The First and Last Thing to do with your Machine Learning Data
Don’t spend all your data at once. Partitioning is key to all data projects.
Imagine starting a new data science project with the goal of building a predictive model from a freshly acquired and cleaned dataset. At first, it may seem tempting to throw all your data into a supervised model, train the model, and then eagerly inspect some quantitative metric to assess the model’s performance. But this would be a mistake. It is much better to first split, or partition, the data into a training and testing set. Although it is one of the first steps, partitioning affects model assessment and ultimately provides greater insight into the behavior of a predictive model.
There are multiple strategies on how to partition but, in general, any strategy is better than none. The simplest scheme is random assignment: some percentage of data records are randomly assigned to the test set and the remainder is assigned to the train set, with a typical test size between 10-20% of the whole. For example, consider a database of image files consisting of bolts, nuts, and washers (amongst other parts).

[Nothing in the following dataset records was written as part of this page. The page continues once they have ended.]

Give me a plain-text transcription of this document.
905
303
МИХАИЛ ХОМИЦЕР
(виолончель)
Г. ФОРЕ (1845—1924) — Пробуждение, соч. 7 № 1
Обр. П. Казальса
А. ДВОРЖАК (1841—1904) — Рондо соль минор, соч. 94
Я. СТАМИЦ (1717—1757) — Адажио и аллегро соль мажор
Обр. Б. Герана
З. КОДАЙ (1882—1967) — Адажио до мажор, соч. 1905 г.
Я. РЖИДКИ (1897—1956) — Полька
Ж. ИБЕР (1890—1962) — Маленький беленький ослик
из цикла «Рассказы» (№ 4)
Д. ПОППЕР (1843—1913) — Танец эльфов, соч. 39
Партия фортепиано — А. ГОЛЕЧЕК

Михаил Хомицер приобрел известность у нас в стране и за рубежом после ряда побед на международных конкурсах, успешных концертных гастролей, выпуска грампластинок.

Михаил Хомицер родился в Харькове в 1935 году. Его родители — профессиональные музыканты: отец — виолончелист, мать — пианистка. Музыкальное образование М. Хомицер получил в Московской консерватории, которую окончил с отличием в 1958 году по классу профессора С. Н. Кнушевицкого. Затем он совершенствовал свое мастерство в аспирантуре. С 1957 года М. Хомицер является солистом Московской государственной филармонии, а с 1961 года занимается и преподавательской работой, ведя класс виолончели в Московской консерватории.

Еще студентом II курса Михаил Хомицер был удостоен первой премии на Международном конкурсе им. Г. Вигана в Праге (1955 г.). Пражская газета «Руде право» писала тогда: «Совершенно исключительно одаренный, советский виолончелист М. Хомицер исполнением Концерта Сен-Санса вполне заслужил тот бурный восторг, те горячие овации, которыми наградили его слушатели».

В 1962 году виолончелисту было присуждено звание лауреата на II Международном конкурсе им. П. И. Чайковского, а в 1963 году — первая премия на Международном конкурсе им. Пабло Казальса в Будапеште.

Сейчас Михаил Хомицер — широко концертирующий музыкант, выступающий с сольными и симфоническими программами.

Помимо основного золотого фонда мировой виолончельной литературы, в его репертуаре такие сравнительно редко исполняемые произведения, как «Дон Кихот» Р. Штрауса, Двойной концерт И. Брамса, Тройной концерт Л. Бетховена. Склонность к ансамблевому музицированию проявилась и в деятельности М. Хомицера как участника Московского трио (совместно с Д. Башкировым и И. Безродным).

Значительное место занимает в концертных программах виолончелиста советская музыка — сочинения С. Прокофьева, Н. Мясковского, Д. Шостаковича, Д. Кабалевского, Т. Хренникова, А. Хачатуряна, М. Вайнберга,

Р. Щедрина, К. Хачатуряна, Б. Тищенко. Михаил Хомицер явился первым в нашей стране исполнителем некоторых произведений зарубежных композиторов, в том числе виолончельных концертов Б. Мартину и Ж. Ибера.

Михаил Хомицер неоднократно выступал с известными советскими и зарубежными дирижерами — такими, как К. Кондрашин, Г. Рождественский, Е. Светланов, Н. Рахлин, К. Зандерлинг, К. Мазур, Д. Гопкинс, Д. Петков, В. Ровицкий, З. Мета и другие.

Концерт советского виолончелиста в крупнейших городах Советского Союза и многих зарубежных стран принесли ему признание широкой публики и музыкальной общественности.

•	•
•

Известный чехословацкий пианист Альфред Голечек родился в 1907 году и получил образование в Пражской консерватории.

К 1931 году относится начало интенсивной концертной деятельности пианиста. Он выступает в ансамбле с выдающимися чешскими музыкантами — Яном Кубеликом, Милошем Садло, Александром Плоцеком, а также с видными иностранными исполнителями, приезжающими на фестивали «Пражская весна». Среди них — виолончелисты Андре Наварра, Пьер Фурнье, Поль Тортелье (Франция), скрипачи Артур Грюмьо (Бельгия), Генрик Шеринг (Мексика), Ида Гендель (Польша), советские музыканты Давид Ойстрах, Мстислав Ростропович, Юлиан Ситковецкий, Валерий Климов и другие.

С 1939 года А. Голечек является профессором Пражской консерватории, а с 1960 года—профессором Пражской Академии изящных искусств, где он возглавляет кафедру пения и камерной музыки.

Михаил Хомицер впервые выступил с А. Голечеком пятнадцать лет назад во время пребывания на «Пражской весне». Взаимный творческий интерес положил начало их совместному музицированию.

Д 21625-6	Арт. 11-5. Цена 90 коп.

Full Dataset | Train | Test | ||
bolt | 155 | --> | 125 | 30 |
nut | 58 | --> | 45 | 13 |
other | 109 | --> | 88 | 21 |
washer | 41 | --> | 32 | 9 |
The table above shows the size of each category in the full dataset as well the train and test partitions. Note with each row, the sizes of the train and test set must sum to the full value.
As the name suggests, a machine learning model only learns from the data within the training partition. After training, it is possible to examine quality vis-à-vis each partition. Consider the confusion matrices for the geometry classification problem from above.
The rows represent the actual labels, and the columns represent the predicted labels. This means that the diagonal entries count the number of correct predictions, and anything off the diagonal are incorrect predictions. For example, in the test set, one of washers is incorrectly identified as “other” but the other eight washers in the set are correctly identified. As noted above, the sum of the train and test matrices will equal the corresponding counts in the full matrix. The testing partition is most frequently associated with model performance, but the training data metrics also provide insight.
Training metrics represent how well the model predicts on data it has already seen. As evidenced in the data used here, a model can still predict incorrectly on has data it has previously seen.
Testing metrics indicate how well the model performs on data it had not previously seen. This serves as an estimate to how well a model will perform in the future when it is applied to new inputs.
Both metrics give a rounded view of model behavior, and remind us that predictions are inherently imperfect, even in ideal conditions.
Most machine learning software will either actively or passively integrate partitioning. The images below show partitioning workflows in Altair’s SmartWorks Analytics or HyperStudy.
Regardless of your environment, it is important to understand how partitioning functions in your workflows, for both setup and model evaluation.